DavidTimms/PythonXBMImage: Difference between revisions

Revision as of 11:24, 28 December 2016

X BitMaps: extract image data and display in ascii terminal

Intro

While being distracted from my previous distractions from an earlier distraction (fonts), I was intrigued by: The Great 202 Jailbreak - Computerphile

The report Revisiting a Summer Vacation: Digital Restoration and Typesetter Forensics included a link to an archive made available of Martin W. Guy's backup to tape from the 80s, where the authors found some data they used either directly or to confirm their earlier guesses about construction of the document. This appears to have taken about 6-8 weeks of work to rebuild one printed report from various information they were able to find or still had in hand. But I digress.

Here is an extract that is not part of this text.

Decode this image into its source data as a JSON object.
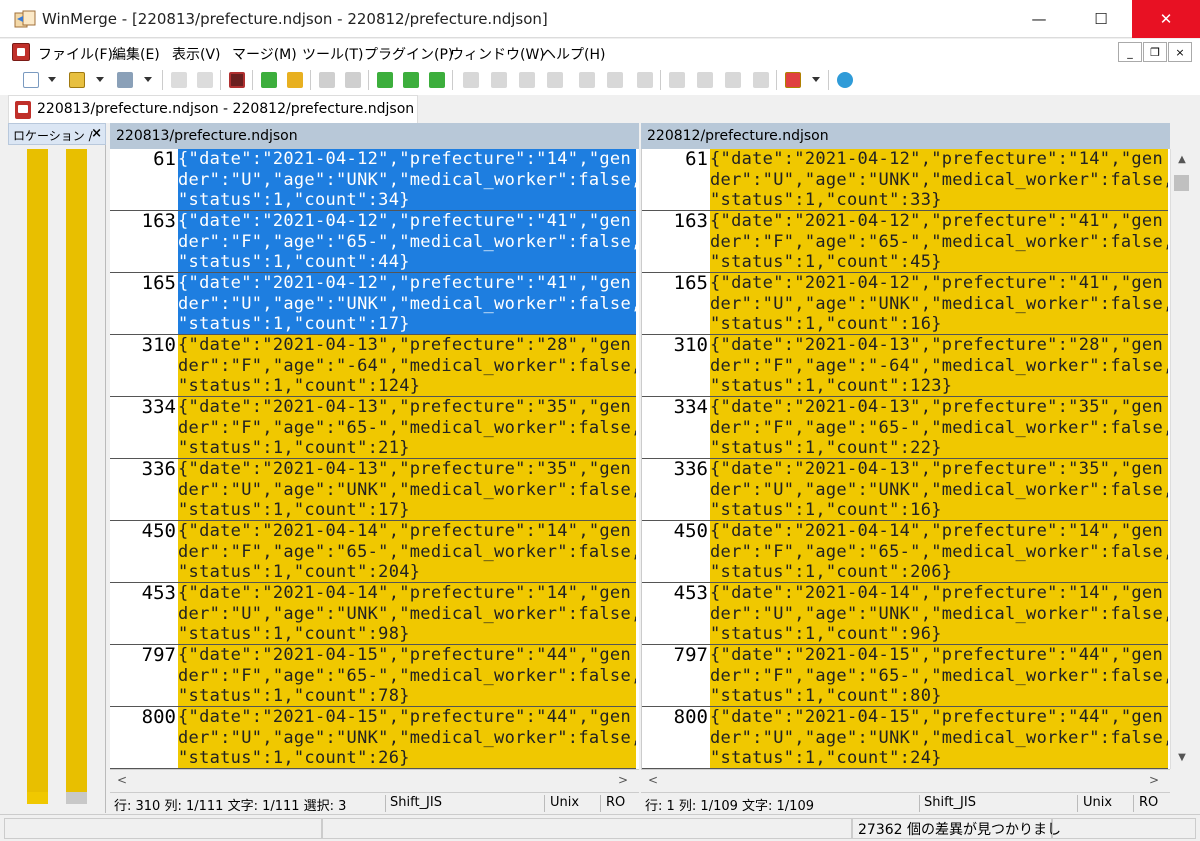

Within the archive index was images described as: Mike Hawleys's collection of tiny X bitmaps (Dec 1988) Including: Brian Kernighan.

Unknown image type

After clicking the extension-less file I saw:

#define bwk_width 48
#define bwk_height 48
static char bwk_bits[] = {
0x00, 0x00, 0xc0, 0x3f, 0x00, 0x00, 
0x00, 0x00, 0xf8, 0xea, 0x01, 0x00, ...

Hoping to find information to help find an application that could show this source code, I saved it to disk and tried file: bwk.image.c_source: ASCII text. Seeing this is c source code, I assumed that this was used by directly compiling into a larger c application. What I could have done was attempt to identify the file with:

test	result
ffprobe	bwk.image.c_source: Invalid data found when processing input
gimp	bwk.image.c_source' failed: Unknown file type
imageinfo	XBM X Windows system bitmap (black and white) 1850 8 48x48 using: imageinfo --format --fmtdscr --size --depth --geom bwk.image.c_source
imagemagick identify	XBM 48x48 48x48+0+0 8-bit sRGB 2c 1.85KB 0.000u 0:00.000

Python workout

Given the things I tried hadn't made me any the wiser, I considered starting a c app, to include the file and code something to view it somehow. Expanding my python skills was more important, so I began looking at the structure of the file to plan how to proceed:

read the file
get the width
get the height
get the image data
transform / feed into an image creation library to create a png/bmp - whatever was easiest.
not knowing about the file format I decided to also grab the filename (bwk) from the defines, assuming that you could define more than one image in a file, and you need to pick the right defines and data for a single file.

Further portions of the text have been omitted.